Telecommuting becomes mainstream. Smaller businesses shift to online work or remote work; it’s imperative that you manage your online projects well. Now that your team could very well be dispersed globally, it’s critical to establish certain rules to make sure work happens as scheduled leaving no room for online work faux pas.
According to Tsedal Neeley of HBR, global teams have all sorts of problems by default. Some of them are fairly common knowledge such as lack of face-to-face communities, the lapse in availability, differences in context, the variety of languages, and cultural nuances.
The secret to successful teams is in embracing those problems and working to achieve goals.
There are general best practices to make sure that you are leading your team well online. Then there are rules for you to set up. Some of the common best practices – according to JP Morgan include scheduling and navigating around time zones, creating partnerships, creating a collaborative environment, team check-in, etc.
Here are a few rules you should set up for making your online workflow effective:
One tool, all work
You just can’t afford to keep trying out every new project collaboration tool that’s launched in the marketplace. There’s really no time for that. Once you go through an initial test-apply-test-apply phase, you’d have to pick up a tool and run with it. With that, you’d also work on user buy-in and get used to the project collaboration software as soon as possible. Once you decide on a web-based app or a tool, get to work immediately.
All work has to happen using the project management tool of your choice. Unless you change the tool itself (see point below), there would no other places for the work to show up for your team. Everyone logs in everyday, work happens as scheduled, and all work that happens here stays here.
Be ready to switch
If you do what we suggested in the point above, you’d realize that often your best decisions wouldn’t work for you. You’d have ended with a project collaboration tool that doesn’t fit to the needs of your business. It’d be time to change the tool. Do so, but not immediately. For instance, if your first choice was Microsoft Project but if you had to choose a smaller, leaner, and more relevant option for your online collaboration, keep looking for Microsoft Project alternative like Workzone. Narrow down your options. Repeat the due diligence process and wait for the right time to make the shift.
We only suggest that you shift strategically and phase out the shift instead of doing anything drastic. Over time, plenty of data and information is stored on any given platform and you’d not want to lose any of that. While you can’t be too sure of any particular project management tool, the only way to find out is to work and test out the tools before going mainstream.
If it’s work, it gets on the cloud
Email is a hard habit to break. It’s also equally hard to work with running conversations on emails. Now, try to image those running conversations for multiple tasks and multiple projects. Do you think you’d be able to keep on top of tasks, conversations, comments, and updates? That’s precisely the reason why project collaboration tools are in demand. For the tools to work for you, however, you’d have to first establish a cardinal rule: all work briefing, updates, comments, conversations, and any other information related to tasks or projects has to get to the cloud.
If you create projects and then break it down into tasks, each task and/or project should have relevant updates, comments, and conversations underneath.
Say no to emails. The daily deluge of incoming emails has a nasty habit of making important messages drown or disappear. While working on critical projects for clients, unread emails are disaster.
The rule for TAT (Turn Around Time)
We all know that communication is critical for a project to succeed. Project collaboration tools have various features to allow for this multi-way conversation to happen. Yet, projects fail and communication falls apart.
Why, you ask?
It’s about the tool; it’s about work habits. Setup a rule for communication Turn Around Time (TAT). Depending on projects, deadlines, the time zones each team member finds himself or herself in, etc., create a deadline for response. From 6 hours to 12 hours; from 24 hours to a maximum of 48 hours.
Once you setup a rule, your team has to follow. Don’t bother if your team thinks it’s ruthless. You did account for time zones. You are aware of holidays and other breaks worldwide. You are giving enough time for your team to respond.

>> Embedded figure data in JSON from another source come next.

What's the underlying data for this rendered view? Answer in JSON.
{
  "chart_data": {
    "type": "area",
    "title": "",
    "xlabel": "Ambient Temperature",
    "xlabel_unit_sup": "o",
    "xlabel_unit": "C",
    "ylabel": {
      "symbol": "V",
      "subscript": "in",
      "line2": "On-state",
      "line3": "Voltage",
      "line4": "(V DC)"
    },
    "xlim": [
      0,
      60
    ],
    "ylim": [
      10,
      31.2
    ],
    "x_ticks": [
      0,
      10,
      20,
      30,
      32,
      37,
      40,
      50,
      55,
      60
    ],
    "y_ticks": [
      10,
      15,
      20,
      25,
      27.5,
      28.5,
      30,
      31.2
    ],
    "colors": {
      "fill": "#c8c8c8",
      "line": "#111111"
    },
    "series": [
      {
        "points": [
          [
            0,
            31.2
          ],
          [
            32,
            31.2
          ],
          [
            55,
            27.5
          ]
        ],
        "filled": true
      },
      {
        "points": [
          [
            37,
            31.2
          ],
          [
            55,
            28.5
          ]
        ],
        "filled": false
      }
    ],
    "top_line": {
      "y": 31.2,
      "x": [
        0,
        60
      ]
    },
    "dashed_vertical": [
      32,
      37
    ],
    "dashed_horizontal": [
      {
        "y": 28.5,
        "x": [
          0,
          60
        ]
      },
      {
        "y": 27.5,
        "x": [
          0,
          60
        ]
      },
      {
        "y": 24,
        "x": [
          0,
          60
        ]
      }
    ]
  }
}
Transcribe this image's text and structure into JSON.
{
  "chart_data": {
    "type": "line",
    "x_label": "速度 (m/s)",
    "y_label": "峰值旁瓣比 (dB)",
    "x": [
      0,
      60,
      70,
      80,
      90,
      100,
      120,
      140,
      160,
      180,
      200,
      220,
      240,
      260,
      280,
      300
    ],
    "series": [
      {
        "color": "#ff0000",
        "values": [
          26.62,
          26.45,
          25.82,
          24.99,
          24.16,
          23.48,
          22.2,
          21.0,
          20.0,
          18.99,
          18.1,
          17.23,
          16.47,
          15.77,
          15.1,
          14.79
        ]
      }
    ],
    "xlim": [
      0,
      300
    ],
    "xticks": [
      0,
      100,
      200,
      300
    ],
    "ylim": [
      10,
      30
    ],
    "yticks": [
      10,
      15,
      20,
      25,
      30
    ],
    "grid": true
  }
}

If you don’t set up these frameworks, the projects will never end. It’s just the way it is. You did hear about the fact that work fills in and expands to whatever time you set to complete it, didn’t you?
The rule for feedback
Since most communication through project management software is digital, you’d need to know if your recipients (teams, clients, vendors, etc.) did receive your messages. Not all project collaboration tools come with “read receipts” or notifications that this message was seen on _____ at _____”. So that gives way for another rule: make it compulsory for your team to leave a comment or a message to acknowledge messages. It only takes seconds to do so but it makes projects so much smoother and manageable.
Global teams are hot today for the flexibility and the presence of talent anywhere in the world. For that to work, you’d still need to hire the best talent and manage work. None of that would be worth it without establishing a few ground rules. It only works for the benefit of your business, so to speak.
What are some of the rules you think should be establish before launching projects virtually? Did we miss out on any of these ground rules? Share your thoughts with us.